Coming out of a global pandemic, the last thing that the world wants to hear is that one of the biggest, and most dangerous pandemics in human history could be back.
This new old pandemic is the plague, which was a global pandemic in the mid-1300s, where it killed roughly 30 to 50 percent of the European population at the time.
The plague isn’t back in full effect, however, but a case has been reported in rural Oregon and has frightened many people who remember hearing about the “Black Death” that killed so many.
Many thought the plague was eradicated, and that the disease was no longer possible to catch.
Julia Stricker-Balistreri, Science Department Chair at Riordan, said, “I didn’t know the plague was still around… I thought it was gone.”
The plague spreads through animals, the most common being rats, mice, and fleas. However, the man who caught the plague in Oregon allegedly contracted the plague from his cat.

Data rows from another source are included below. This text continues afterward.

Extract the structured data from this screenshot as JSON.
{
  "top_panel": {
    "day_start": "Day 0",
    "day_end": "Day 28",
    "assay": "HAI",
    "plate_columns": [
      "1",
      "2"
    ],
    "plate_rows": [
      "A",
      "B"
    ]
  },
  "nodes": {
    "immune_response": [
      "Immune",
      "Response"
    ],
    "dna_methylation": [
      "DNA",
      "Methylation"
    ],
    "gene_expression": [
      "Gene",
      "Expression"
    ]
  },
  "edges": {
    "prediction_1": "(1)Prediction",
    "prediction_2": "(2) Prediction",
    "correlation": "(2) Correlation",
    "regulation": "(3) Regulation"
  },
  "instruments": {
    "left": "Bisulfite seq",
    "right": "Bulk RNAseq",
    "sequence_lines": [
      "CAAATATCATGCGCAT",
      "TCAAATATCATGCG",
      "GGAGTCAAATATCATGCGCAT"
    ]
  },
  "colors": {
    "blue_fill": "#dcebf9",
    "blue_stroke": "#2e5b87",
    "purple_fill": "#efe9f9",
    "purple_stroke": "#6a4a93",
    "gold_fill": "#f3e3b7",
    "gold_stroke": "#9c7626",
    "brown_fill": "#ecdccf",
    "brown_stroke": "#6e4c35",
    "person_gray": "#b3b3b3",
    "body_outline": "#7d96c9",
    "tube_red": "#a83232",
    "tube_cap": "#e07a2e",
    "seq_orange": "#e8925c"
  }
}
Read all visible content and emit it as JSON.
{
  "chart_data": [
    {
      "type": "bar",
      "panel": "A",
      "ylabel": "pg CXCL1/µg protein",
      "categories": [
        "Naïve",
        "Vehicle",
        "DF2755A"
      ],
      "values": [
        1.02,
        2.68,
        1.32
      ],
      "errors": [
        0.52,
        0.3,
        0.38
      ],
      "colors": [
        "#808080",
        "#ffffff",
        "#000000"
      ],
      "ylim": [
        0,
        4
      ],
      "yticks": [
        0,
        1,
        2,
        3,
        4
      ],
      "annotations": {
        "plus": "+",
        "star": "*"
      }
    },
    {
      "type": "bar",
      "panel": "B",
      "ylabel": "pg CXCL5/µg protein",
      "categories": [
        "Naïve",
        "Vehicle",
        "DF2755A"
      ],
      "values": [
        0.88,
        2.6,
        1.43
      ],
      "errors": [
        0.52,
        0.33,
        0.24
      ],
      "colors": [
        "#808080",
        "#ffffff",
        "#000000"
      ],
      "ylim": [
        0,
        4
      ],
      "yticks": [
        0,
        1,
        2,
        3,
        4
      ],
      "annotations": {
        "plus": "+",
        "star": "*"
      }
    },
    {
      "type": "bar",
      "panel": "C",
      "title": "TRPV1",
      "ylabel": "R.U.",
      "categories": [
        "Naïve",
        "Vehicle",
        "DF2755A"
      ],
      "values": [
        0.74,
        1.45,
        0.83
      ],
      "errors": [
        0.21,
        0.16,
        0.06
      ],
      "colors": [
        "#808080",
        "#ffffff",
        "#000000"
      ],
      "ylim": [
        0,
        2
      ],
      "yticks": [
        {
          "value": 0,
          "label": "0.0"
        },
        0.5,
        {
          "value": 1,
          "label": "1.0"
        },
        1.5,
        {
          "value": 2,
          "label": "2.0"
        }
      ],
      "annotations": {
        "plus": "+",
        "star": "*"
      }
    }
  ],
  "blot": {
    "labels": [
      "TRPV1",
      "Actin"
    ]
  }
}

While some are frightened by the recent appearance of the plague, many say that they are prepared for a pandemic if it were ever to happen again.
Nico Navarro ’24 said, “It is a little scary that it is back… however, I feel like we’re more equipped for a disease like this.” Some also believe that COVID-19 and the pandemic in 2020 have prepared the world if a pandemic
ever came to flourish again.
Luckily, however, the world most likely will never see the plague break out like it did all those years ago. Only around 700 people get the plague each year and most of those cases come from the island of Madagascar.
If anyone knows someone who is exhibiting signs of the plague, which include “fever, chills, extreme weakness, abdominal pain, shock, and possibly bleeding into the skin and other organs,” they should see a doctor because the medieval disease is still around today.